Induction of paraptotic cell death in breast cancer cells by an iron chelator involved activation of UPR/MAPK pathway and inactivation of PI3K/AKT/mTOR
摘要
Breast cancer is the most frequently diagnosed cancer in the world, but its treatment effect is limited, so new treatment strategies are needed. An iron chelator, 2,2’-di-pyridineketone hydrazone dithiocarbamate butyric acid ester (DpdtbA), exerts significant growth inhibition in breast cancer cell lines. Our data showed that DpdtbA treatment significantly promoted extensive cytoplasmic vacuolization derived from the endoplasmic reticulum, mitochondrial swelling, and Alix downregulation in MDA-MB-231 and SK-BR-3 cell lines. Furthermore, cytoplasmic vacuolation could be abolished by cycloheximide (CHX) and antioxidant N-acetylcysteine (NAC), indicating that vacuole formation required new protein synthesis and was ROS-dependent.
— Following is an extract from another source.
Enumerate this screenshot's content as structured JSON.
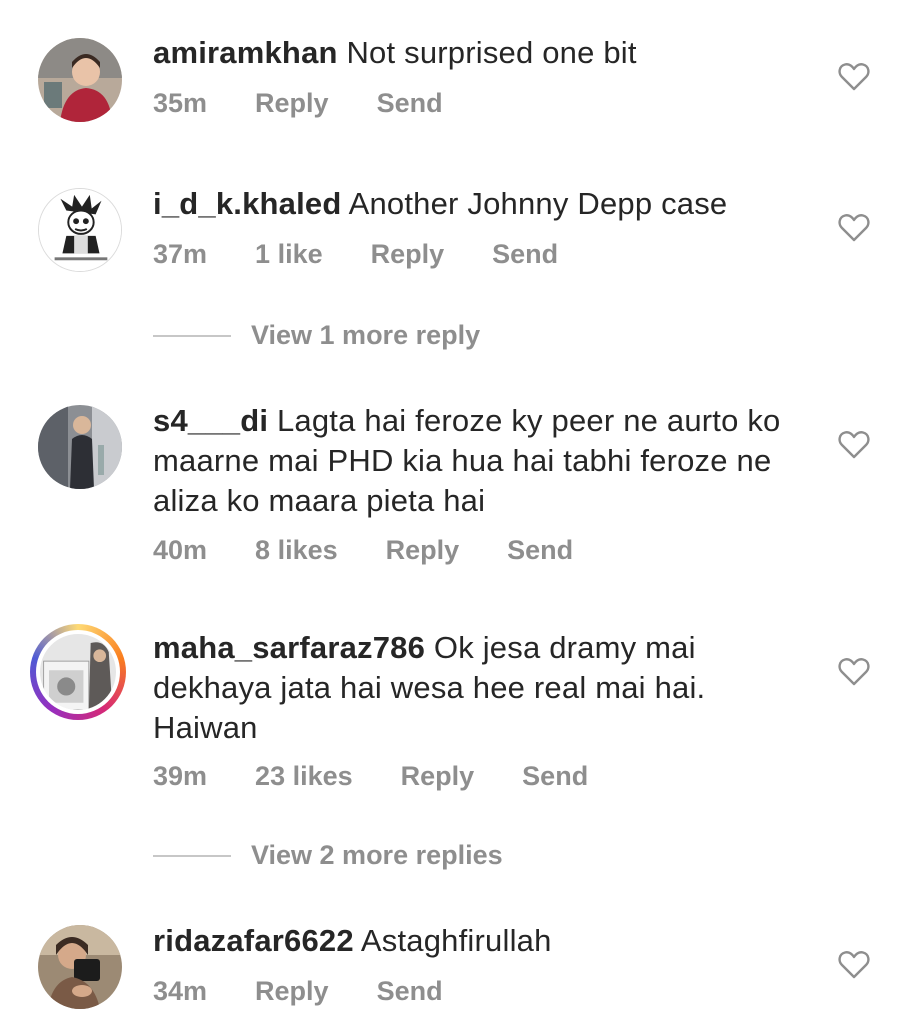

These results support that DpdtbA is able to induce paraptosis, a programmed cell death pattern. The enhanced cytoplasmic Ca2+after DpdtbA treatment or deceased Ca2+ upon co-treatment with the Ca2+ chelator (BAPTA-AM) prompted that ROS production may partially correlate with the Ca2+-mediated decrease in mitochondrial membrane potential. In addition, DpdtbA triggered ER stress and accumulation of unfolded proteins, leading to the activation of p-PERK/p-EIF2α and p-IRE1/ATF4/chop pathway, inactivation of ATF6 (activating transcription factor 6) that may contribute to the anti-proliferative effect. Furthermore, our data showed that DpdtbA treatment not only led to excessive activation of MAPKs (mitogen activated protein kinases) signaling, but also resulted in inactivation of the PI3K/AKT/mTOR pathway, both of which were involved in the regulation of paraptosis. The results demonstrated that paraptotic cell death induced by an iron chelator in breast cancer cells was partially involved in Ca2+-mediated ROS production, UPR(unfolded protein response)/MAPKs activation, and PI3K/AKT/mTOR inactivation.